Shelf life is also enhanced, Young says. “With the previous carton, we could only apply so much heat to the gable-top seal because the consumer had to be able to open it. Now, we can weld it because it doesn’t have to be opened. That [difference in sealing] reduces oxygen transmission and extends shelf life. I can’t cite a definitive difference in shelf length, but I’d estimate it’s in the area of a 10-percent increase.” Shelf life now is 63 days.
NuVim’s high acidity plays a significant role in that shelf life. Its 3.9 pH level “helps to retard the potential growth of yeast and mold that could negatively affect product color and shelf life,” says Young. Barrier-Pak is said to prevent oxygen and light from entering carton walls. Its multiple-polymer structure includes a lining of low-density polyethylene, which IP says helps to preserve taste and retain flavor.
Besides its role in nearly eliminating carton bulging and delivering substantial shelf life, NuVim’s packaging helps market the beverages.
“Packaging is a key element because it helps us place our product in the juice section of supermarkets,” explains Kundrat. “NuVim tastes like and has the characteristics of juice,” he notes. The packaging is also reminiscent of juice cartons, right down to the reclosable spout that allows easy dispensing. NuVim carton graphics and the spout are similar to refrigerated juices that many consumers have seen and purchased for years.

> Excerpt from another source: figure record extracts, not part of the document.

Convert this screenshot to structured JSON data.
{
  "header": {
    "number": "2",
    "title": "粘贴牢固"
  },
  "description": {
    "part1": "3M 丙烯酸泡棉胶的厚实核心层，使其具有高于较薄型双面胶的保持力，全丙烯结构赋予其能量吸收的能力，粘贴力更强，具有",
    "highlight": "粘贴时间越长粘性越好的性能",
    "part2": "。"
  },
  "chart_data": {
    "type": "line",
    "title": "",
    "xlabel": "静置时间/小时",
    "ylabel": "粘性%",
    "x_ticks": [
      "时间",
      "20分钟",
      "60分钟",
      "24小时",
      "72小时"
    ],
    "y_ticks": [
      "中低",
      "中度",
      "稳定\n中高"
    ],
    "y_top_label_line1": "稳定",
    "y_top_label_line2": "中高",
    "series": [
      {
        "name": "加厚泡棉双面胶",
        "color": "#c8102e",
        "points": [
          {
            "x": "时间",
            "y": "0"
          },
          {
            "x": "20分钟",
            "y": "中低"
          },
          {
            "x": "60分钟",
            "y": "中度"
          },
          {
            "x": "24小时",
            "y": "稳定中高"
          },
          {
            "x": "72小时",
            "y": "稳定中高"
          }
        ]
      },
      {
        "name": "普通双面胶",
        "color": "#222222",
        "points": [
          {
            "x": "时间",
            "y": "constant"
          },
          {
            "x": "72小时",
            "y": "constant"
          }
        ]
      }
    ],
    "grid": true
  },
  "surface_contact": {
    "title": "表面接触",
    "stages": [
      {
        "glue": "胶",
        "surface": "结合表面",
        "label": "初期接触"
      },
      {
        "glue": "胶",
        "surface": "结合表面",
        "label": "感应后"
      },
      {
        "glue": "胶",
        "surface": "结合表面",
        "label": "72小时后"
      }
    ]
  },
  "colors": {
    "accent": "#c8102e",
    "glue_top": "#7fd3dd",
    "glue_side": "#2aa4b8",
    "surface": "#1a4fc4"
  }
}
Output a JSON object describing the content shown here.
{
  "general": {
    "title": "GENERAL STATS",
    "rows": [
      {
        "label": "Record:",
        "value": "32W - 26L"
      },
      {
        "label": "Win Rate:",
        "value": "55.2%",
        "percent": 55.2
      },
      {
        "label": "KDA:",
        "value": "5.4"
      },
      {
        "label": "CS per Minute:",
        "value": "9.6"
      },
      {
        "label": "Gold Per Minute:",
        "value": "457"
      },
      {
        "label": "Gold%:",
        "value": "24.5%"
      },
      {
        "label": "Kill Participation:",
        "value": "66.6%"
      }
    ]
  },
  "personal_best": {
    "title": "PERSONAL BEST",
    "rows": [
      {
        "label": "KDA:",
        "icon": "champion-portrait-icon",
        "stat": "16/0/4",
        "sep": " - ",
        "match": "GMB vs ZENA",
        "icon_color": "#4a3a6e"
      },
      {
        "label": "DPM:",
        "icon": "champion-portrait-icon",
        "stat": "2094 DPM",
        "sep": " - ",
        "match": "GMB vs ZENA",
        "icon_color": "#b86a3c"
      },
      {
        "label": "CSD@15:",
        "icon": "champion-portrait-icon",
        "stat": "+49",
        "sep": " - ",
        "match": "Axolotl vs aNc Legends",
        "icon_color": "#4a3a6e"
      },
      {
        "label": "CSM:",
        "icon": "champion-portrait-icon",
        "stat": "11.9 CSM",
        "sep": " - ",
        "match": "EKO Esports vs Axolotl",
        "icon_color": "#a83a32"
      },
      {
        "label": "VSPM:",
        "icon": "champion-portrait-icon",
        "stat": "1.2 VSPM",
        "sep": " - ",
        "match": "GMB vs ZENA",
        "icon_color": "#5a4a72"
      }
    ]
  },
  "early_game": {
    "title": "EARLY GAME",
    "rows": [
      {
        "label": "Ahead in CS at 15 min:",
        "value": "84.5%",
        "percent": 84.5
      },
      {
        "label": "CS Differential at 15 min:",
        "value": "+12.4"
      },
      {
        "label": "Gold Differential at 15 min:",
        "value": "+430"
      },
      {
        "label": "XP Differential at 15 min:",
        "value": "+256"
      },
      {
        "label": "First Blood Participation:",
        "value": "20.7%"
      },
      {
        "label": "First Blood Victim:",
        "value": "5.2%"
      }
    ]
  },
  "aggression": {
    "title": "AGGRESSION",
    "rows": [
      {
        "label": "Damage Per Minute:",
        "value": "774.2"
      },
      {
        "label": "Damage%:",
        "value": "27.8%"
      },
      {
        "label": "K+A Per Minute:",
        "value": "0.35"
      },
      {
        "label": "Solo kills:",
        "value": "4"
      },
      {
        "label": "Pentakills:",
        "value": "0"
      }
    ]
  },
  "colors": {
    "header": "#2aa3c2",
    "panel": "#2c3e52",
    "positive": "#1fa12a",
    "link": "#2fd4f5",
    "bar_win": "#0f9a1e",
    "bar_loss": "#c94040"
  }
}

Merchandising NuVim with juices helps consumers better understand the hard-to-define product. Printed carton copy refers to the drink as a micronutrient, protein, vitamin, and mineral supplement, with LactoActin and LactoMune serving as key ingredients. Beneath the product name, promotional copy says “be healthy and energetic,” with additional print saying NuVim helps build [the] immune system, muscle flexibility, and sturdy joints. Copy also points out that “these statements have not been evaluated by the Food and Drug Administration. This product is not intended to diagnose, cure, or prevent any disease.”
NuVim is delighted that, while its cartons no longer bulge, its product sales do. In fact, the company reports a more than four fold increase, from $614ꯠ in 2000 to $2.9 million in sales last year, representing a rather healthy increase.